Build with `jsonnet -J vendor service-dashboard.jsonnet > service-dashboard.json`.

**Terraform provider** manages Grafana resources as infrastructure:

```hcl
resource "grafana_dashboard" "app" {
  config_json = file("dashboards/app.json")
  folder      = grafana_folder.monitoring.id
}
```

## Community Dashboards

Import proven dashboards by ID rather than building from scratch: Node Exporter Full (1860), Kubernetes Cluster (7249), Kubernetes Pods (6879), CoreDNS (5926), NGINX Ingress (9614). Import via `grafana.com/grafana/dashboards/{ID}` and customize thresholds to match your environment.
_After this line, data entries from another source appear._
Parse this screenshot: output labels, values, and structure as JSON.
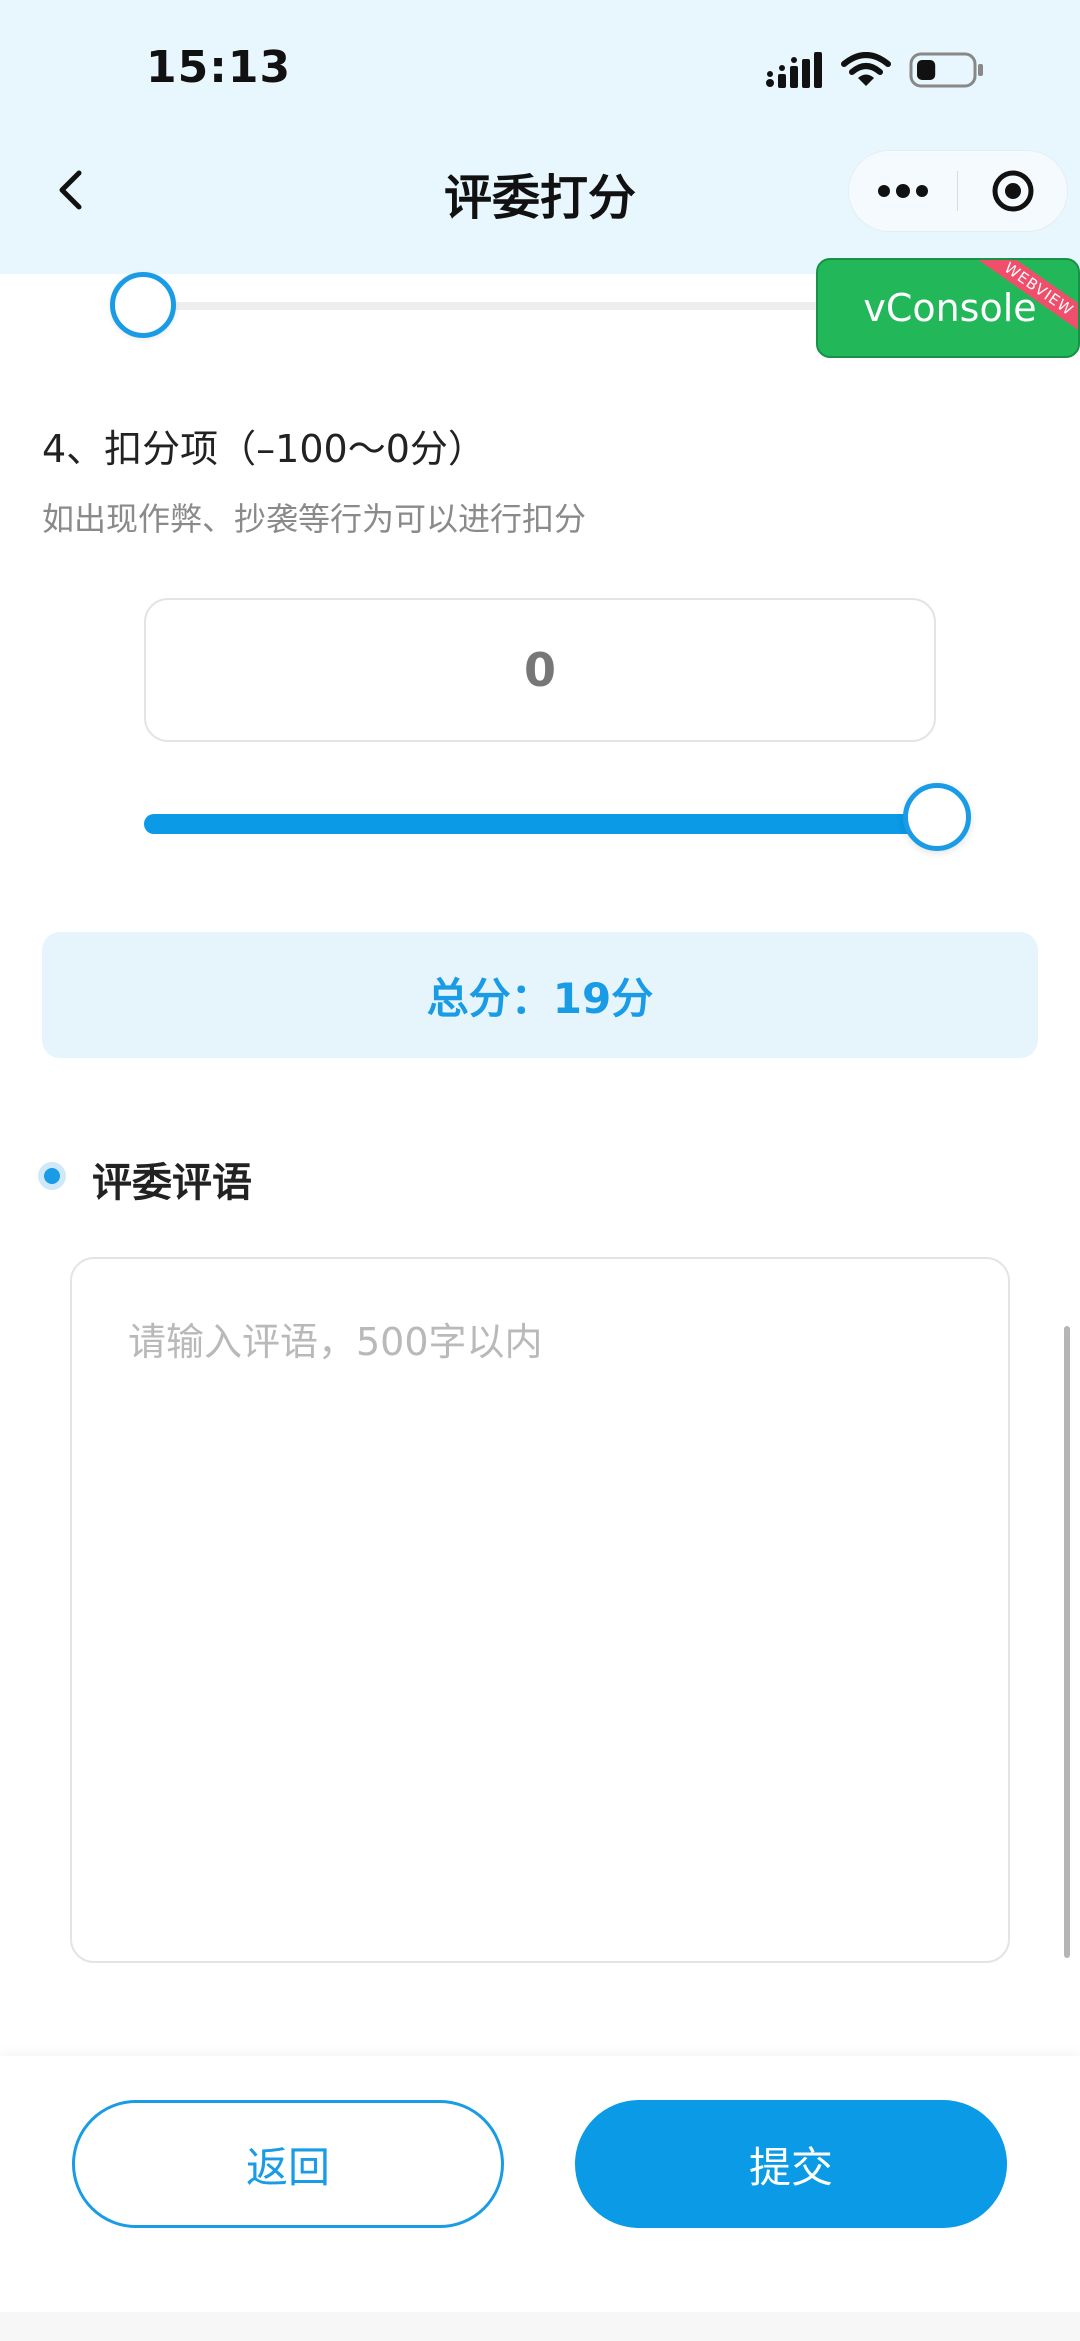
{
  "status_bar": {
    "time": "15:13",
    "icons": [
      "cellular-signal-icon",
      "wifi-icon",
      "battery-icon"
    ],
    "battery_level": 0.35
  },
  "nav": {
    "title": "评委打分",
    "icons": [
      "back-arrow-icon",
      "more-dots-icon",
      "target-circle-icon"
    ]
  },
  "vconsole": {
    "label": "vConsole",
    "ribbon": "WEBVIEW"
  },
  "previous_item": {
    "slider_value_fraction": 0.0
  },
  "section4": {
    "title": "4、扣分项（–100～0分）",
    "description": "如出现作弊、抄袭等行为可以进行扣分",
    "score": "0",
    "slider_min": -100,
    "slider_max": 0,
    "slider_value": 0
  },
  "total": {
    "text": "总分：19分"
  },
  "comment": {
    "heading": "评委评语",
    "placeholder": "请输入评语，500字以内",
    "value": ""
  },
  "actions": {
    "back_label": "返回",
    "submit_label": "提交"
  },
  "colors": {
    "accent": "#0a9ae6",
    "header_bg": "#e8f6fd",
    "total_bg": "#e6f4fc",
    "vconsole_green": "#22b85a",
    "ribbon_red": "#ef4f6b"
  }
}
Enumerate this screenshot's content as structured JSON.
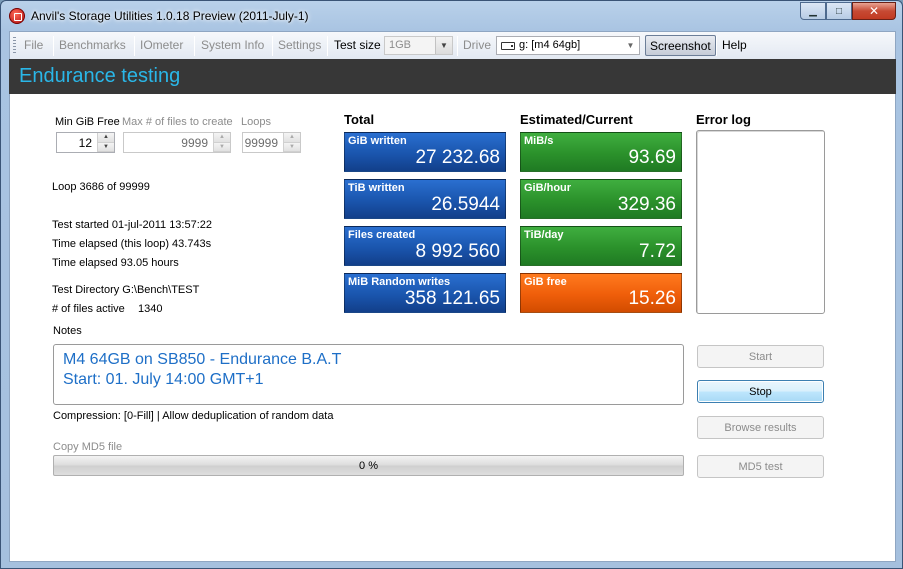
{
  "window": {
    "title": "Anvil's Storage Utilities 1.0.18 Preview (2011-July-1)",
    "min_glyph": "▁",
    "max_glyph": "□",
    "close_glyph": "✕"
  },
  "menu": {
    "file": "File",
    "benchmarks": "Benchmarks",
    "iometer": "IOmeter",
    "system_info": "System Info",
    "settings": "Settings",
    "test_size_label": "Test size",
    "test_size_value": "1GB",
    "drive_label": "Drive",
    "drive_value": "g: [m4 64gb]",
    "screenshot": "Screenshot",
    "help": "Help"
  },
  "header": {
    "title": "Endurance testing"
  },
  "params": {
    "min_gib_free_label": "Min GiB Free",
    "min_gib_free_value": "12",
    "max_files_label": "Max # of files to create",
    "max_files_value": "9999",
    "loops_label": "Loops",
    "loops_value": "99999",
    "spin_up": "▲",
    "spin_down": "▼"
  },
  "status": {
    "loop": "Loop 3686 of 99999",
    "test_started": "Test started 01-jul-2011 13:57:22",
    "elapsed_loop": "Time elapsed (this loop) 43.743s",
    "elapsed_total": "Time elapsed 93.05 hours",
    "test_directory": "Test Directory G:\\Bench\\TEST",
    "files_active_label": "# of files active",
    "files_active_value": "1340"
  },
  "totals": {
    "heading": "Total",
    "tiles": [
      {
        "label": "GiB written",
        "value": "27 232.68"
      },
      {
        "label": "TiB written",
        "value": "26.5944"
      },
      {
        "label": "Files created",
        "value": "8 992 560"
      },
      {
        "label": "MiB Random writes",
        "value": "358 121.65"
      }
    ]
  },
  "estimated": {
    "heading": "Estimated/Current",
    "tiles": [
      {
        "label": "MiB/s",
        "value": "93.69"
      },
      {
        "label": "GiB/hour",
        "value": "329.36"
      },
      {
        "label": "TiB/day",
        "value": "7.72"
      },
      {
        "label": "GiB free",
        "value": "15.26"
      }
    ]
  },
  "error_log": {
    "heading": "Error log"
  },
  "notes": {
    "label": "Notes",
    "line1": "M4 64GB on SB850 - Endurance B.A.T",
    "line2": "Start: 01. July 14:00 GMT+1"
  },
  "compression": "Compression: [0-Fill] | Allow deduplication of random data",
  "md5": {
    "label": "Copy MD5 file",
    "progress_text": "0 %",
    "progress": 0
  },
  "buttons": {
    "start": "Start",
    "stop": "Stop",
    "browse": "Browse results",
    "md5_test": "MD5 test"
  },
  "colors": {
    "header_accent": "#2ab7e8",
    "tile_blue": "#1a55ad",
    "tile_green": "#2b912b",
    "tile_orange": "#ef5e0a",
    "notes_text": "#1e6fc7"
  }
}
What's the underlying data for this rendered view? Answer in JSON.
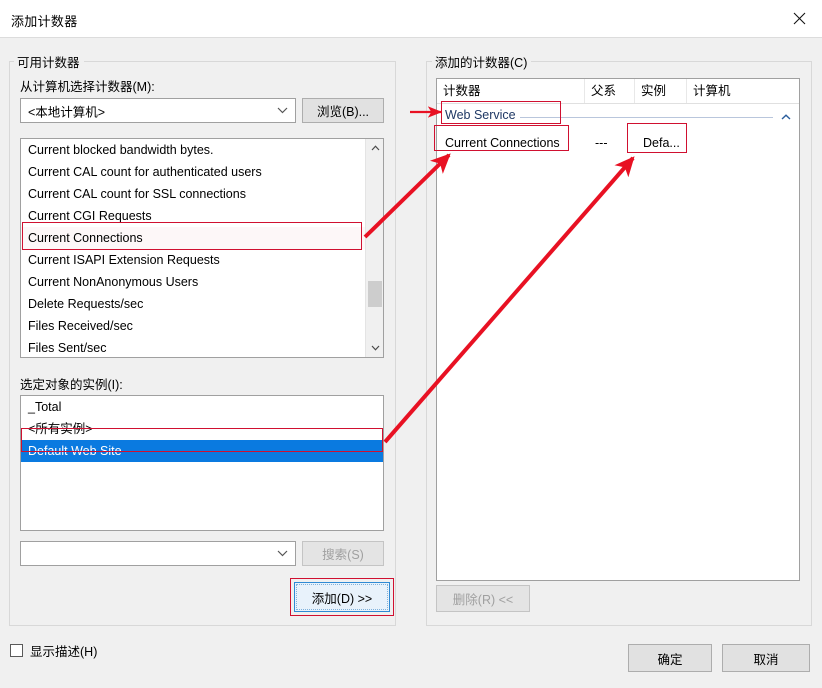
{
  "window": {
    "title": "添加计数器",
    "close_icon": "close-icon"
  },
  "available_counters": {
    "legend": "可用计数器",
    "select_computer_label": "从计算机选择计数器(M):",
    "computer_combo_value": "<本地计算机>",
    "browse_button": "浏览(B)...",
    "counters": [
      {
        "label": "Current blocked bandwidth bytes.",
        "state": "normal"
      },
      {
        "label": "Current CAL count for authenticated users",
        "state": "normal"
      },
      {
        "label": "Current CAL count for SSL connections",
        "state": "normal"
      },
      {
        "label": "Current CGI Requests",
        "state": "normal"
      },
      {
        "label": "Current Connections",
        "state": "annotated"
      },
      {
        "label": "Current ISAPI Extension Requests",
        "state": "normal"
      },
      {
        "label": "Current NonAnonymous Users",
        "state": "normal"
      },
      {
        "label": "Delete Requests/sec",
        "state": "normal"
      },
      {
        "label": "Files Received/sec",
        "state": "normal"
      },
      {
        "label": "Files Sent/sec",
        "state": "normal"
      }
    ],
    "instances_label": "选定对象的实例(I):",
    "instances": [
      {
        "label": "_Total",
        "selected": false
      },
      {
        "label": "<所有实例>",
        "selected": false
      },
      {
        "label": "Default Web Site",
        "selected": true
      }
    ],
    "search_combo_value": "",
    "search_button": "搜索(S)",
    "add_button": "添加(D) >>"
  },
  "added_counters": {
    "legend": "添加的计数器(C)",
    "columns": [
      "计数器",
      "父系",
      "实例",
      "计算机"
    ],
    "group_label": "Web Service",
    "collapse_icon": "chevron-up-icon",
    "rows": [
      {
        "counter": "Current Connections",
        "parent": "---",
        "instance": "Defa...",
        "computer": ""
      }
    ],
    "delete_button": "删除(R) <<"
  },
  "footer": {
    "show_description_label": "显示描述(H)",
    "show_description_checked": false,
    "ok_button": "确定",
    "cancel_button": "取消"
  },
  "colors": {
    "annotation": "#d01030",
    "selection": "#0a7ae0",
    "group_label": "#1f3864",
    "dialog_bg": "#f0f0f0"
  }
}
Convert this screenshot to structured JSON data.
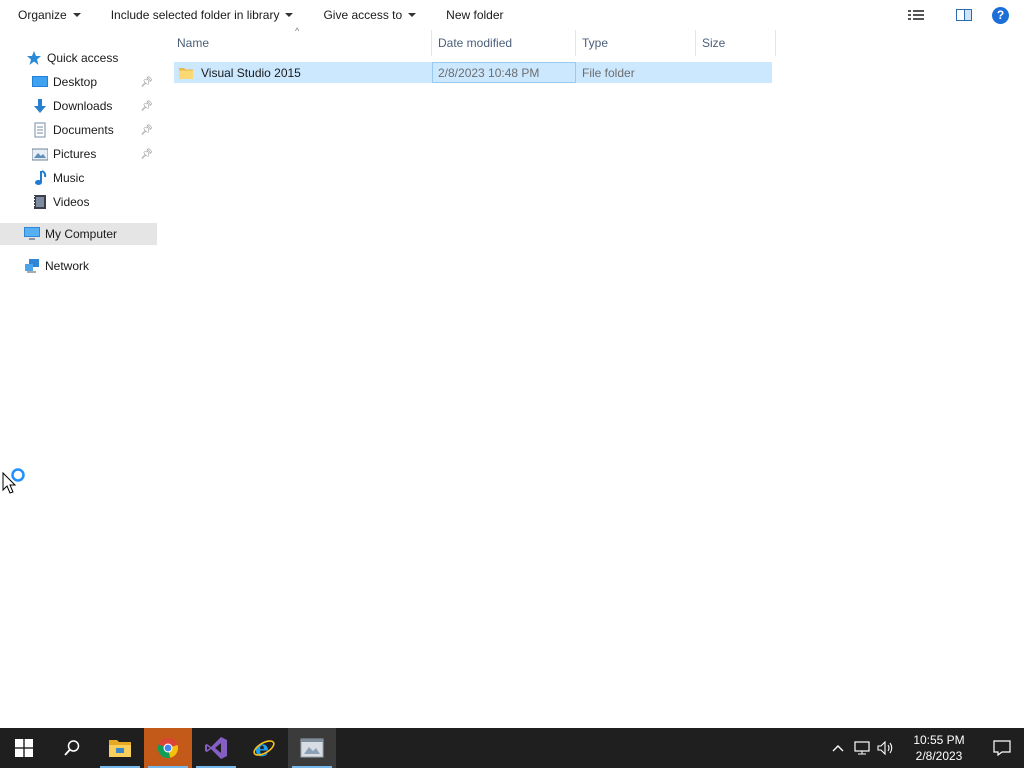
{
  "toolbar": {
    "organize": "Organize",
    "include_library": "Include selected folder in library",
    "give_access": "Give access to",
    "new_folder": "New folder",
    "help": "?"
  },
  "nav": {
    "quick_access": "Quick access",
    "items": [
      {
        "label": "Desktop",
        "icon": "desktop-icon",
        "pinned": true
      },
      {
        "label": "Downloads",
        "icon": "downloads-icon",
        "pinned": true
      },
      {
        "label": "Documents",
        "icon": "documents-icon",
        "pinned": true
      },
      {
        "label": "Pictures",
        "icon": "pictures-icon",
        "pinned": true
      },
      {
        "label": "Music",
        "icon": "music-icon",
        "pinned": false
      },
      {
        "label": "Videos",
        "icon": "videos-icon",
        "pinned": false
      }
    ],
    "my_computer": "My Computer",
    "network": "Network"
  },
  "columns": {
    "name": "Name",
    "date_modified": "Date modified",
    "type": "Type",
    "size": "Size"
  },
  "files": [
    {
      "name": "Visual Studio 2015",
      "date_modified": "2/8/2023 10:48 PM",
      "type": "File folder",
      "size": ""
    }
  ],
  "taskbar": {
    "apps": [
      "start-icon",
      "search-icon",
      "file-explorer-icon",
      "chrome-icon",
      "visual-studio-icon",
      "internet-explorer-icon",
      "app-window-icon"
    ],
    "time": "10:55 PM",
    "date": "2/8/2023"
  },
  "colors": {
    "selection": "#cce8ff",
    "nav_selected": "#e5e5e5",
    "taskbar": "#1f1f1f",
    "accent": "#1c6fd6"
  }
}
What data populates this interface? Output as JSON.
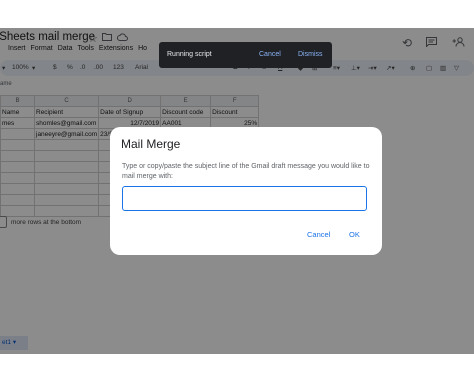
{
  "app": {
    "title": "/Sheets mail merge",
    "menu": [
      "Insert",
      "Format",
      "Data",
      "Tools",
      "Extensions",
      "Ho"
    ],
    "title_icons": [
      "star-icon",
      "folder-move-icon",
      "cloud-status-icon"
    ],
    "right_icons": [
      "history-icon",
      "comment-icon",
      "add-person-icon"
    ]
  },
  "toolbar": {
    "zoom": "100%",
    "currency": "$",
    "percent": "%",
    "dec_decrease": ".0",
    "dec_increase": ".00",
    "number_format": "123",
    "font": "Arial",
    "bold": "B"
  },
  "name_box": "ame",
  "sheet": {
    "col_headers": [
      "B",
      "C",
      "D",
      "E",
      "F"
    ],
    "header_row": [
      "Name",
      "Recipient",
      "Date of Signup",
      "Discount code",
      "Discount"
    ],
    "rows": [
      [
        "mes",
        "shomles@gmail.com",
        "12/7/2019",
        "AA001",
        "25%"
      ],
      [
        "",
        "janeeyre@gmail.com",
        "23/9",
        "",
        ""
      ],
      [
        "",
        "",
        "",
        "",
        ""
      ],
      [
        "",
        "",
        "",
        "",
        ""
      ],
      [
        "",
        "",
        "",
        "",
        ""
      ],
      [
        "",
        "",
        "",
        "",
        ""
      ],
      [
        "",
        "",
        "",
        "",
        ""
      ],
      [
        "",
        "",
        "",
        "",
        ""
      ],
      [
        "",
        "",
        "",
        "",
        ""
      ]
    ],
    "add_rows_text": "more rows at the bottom",
    "sheet_tab": "et1",
    "sheet_tab_caret": "▾"
  },
  "toast": {
    "message": "Running script",
    "cancel": "Cancel",
    "dismiss": "Dismiss"
  },
  "dialog": {
    "title": "Mail Merge",
    "message": "Type or copy/paste the subject line of the Gmail draft message you would like to mail merge with:",
    "input_value": "",
    "cancel": "Cancel",
    "ok": "OK"
  }
}
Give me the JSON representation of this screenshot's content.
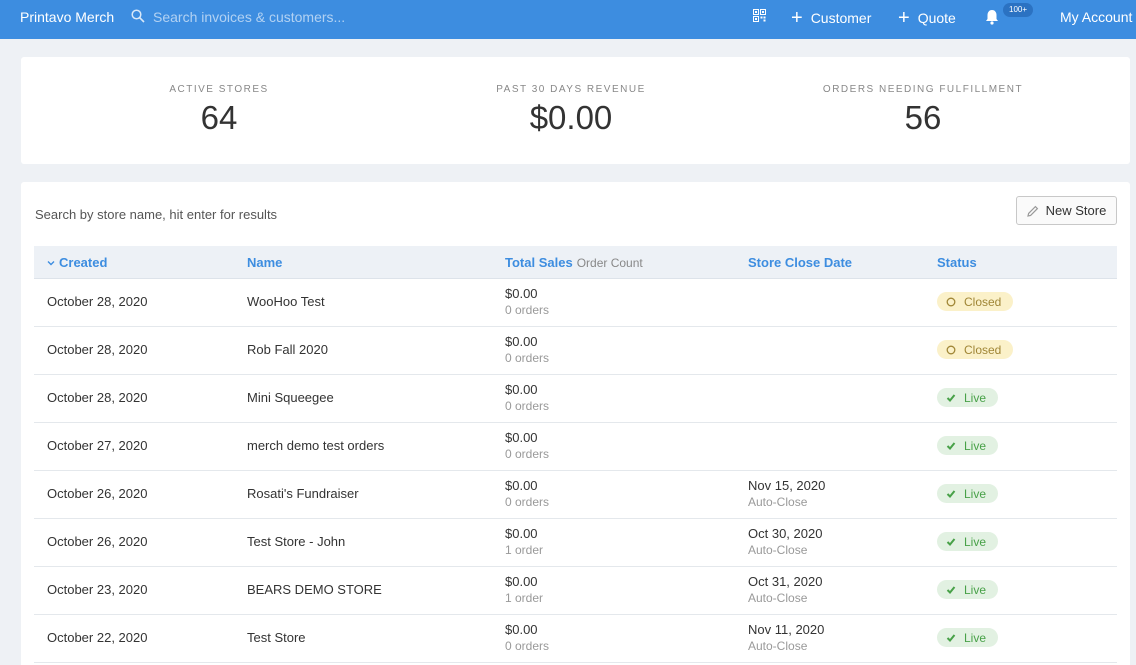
{
  "topbar": {
    "brand": "Printavo Merch",
    "search_placeholder": "Search invoices & customers...",
    "customer_label": "Customer",
    "quote_label": "Quote",
    "notification_count": "100+",
    "account_label": "My Account",
    "accent_color": "#3d8de0"
  },
  "stats": [
    {
      "label": "ACTIVE STORES",
      "value": "64"
    },
    {
      "label": "PAST 30 DAYS REVENUE",
      "value": "$0.00"
    },
    {
      "label": "ORDERS NEEDING FULFILLMENT",
      "value": "56"
    }
  ],
  "stores": {
    "search_placeholder": "Search by store name, hit enter for results",
    "new_store_label": "New Store",
    "columns": {
      "created": "Created",
      "name": "Name",
      "total_sales": "Total Sales",
      "order_count": "Order Count",
      "close_date": "Store Close Date",
      "status": "Status"
    },
    "rows": [
      {
        "created": "October 28, 2020",
        "name": "WooHoo Test",
        "sales": "$0.00",
        "orders": "0 orders",
        "close_date": "",
        "close_note": "",
        "status": "Closed"
      },
      {
        "created": "October 28, 2020",
        "name": "Rob Fall 2020",
        "sales": "$0.00",
        "orders": "0 orders",
        "close_date": "",
        "close_note": "",
        "status": "Closed"
      },
      {
        "created": "October 28, 2020",
        "name": "Mini Squeegee",
        "sales": "$0.00",
        "orders": "0 orders",
        "close_date": "",
        "close_note": "",
        "status": "Live"
      },
      {
        "created": "October 27, 2020",
        "name": "merch demo test orders",
        "sales": "$0.00",
        "orders": "0 orders",
        "close_date": "",
        "close_note": "",
        "status": "Live"
      },
      {
        "created": "October 26, 2020",
        "name": "Rosati's Fundraiser",
        "sales": "$0.00",
        "orders": "0 orders",
        "close_date": "Nov 15, 2020",
        "close_note": "Auto-Close",
        "status": "Live"
      },
      {
        "created": "October 26, 2020",
        "name": "Test Store - John",
        "sales": "$0.00",
        "orders": "1 order",
        "close_date": "Oct 30, 2020",
        "close_note": "Auto-Close",
        "status": "Live"
      },
      {
        "created": "October 23, 2020",
        "name": "BEARS DEMO STORE",
        "sales": "$0.00",
        "orders": "1 order",
        "close_date": "Oct 31, 2020",
        "close_note": "Auto-Close",
        "status": "Live"
      },
      {
        "created": "October 22, 2020",
        "name": "Test Store",
        "sales": "$0.00",
        "orders": "0 orders",
        "close_date": "Nov 11, 2020",
        "close_note": "Auto-Close",
        "status": "Live"
      }
    ]
  }
}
## Grafana Alerting vs Alertmanager

Grafana 9+ has a built-in alerting engine that evaluates rules against any data source. Use Grafana alerting for Loki log queries or multi-datasource conditions. Use Alertmanager for purely Prometheus-based alerts with gossip HA deduplication. Running both is common: Prometheus rules go through Alertmanager, Loki-based alerts go through Grafana alerting. Avoid duplicating the same alert in both.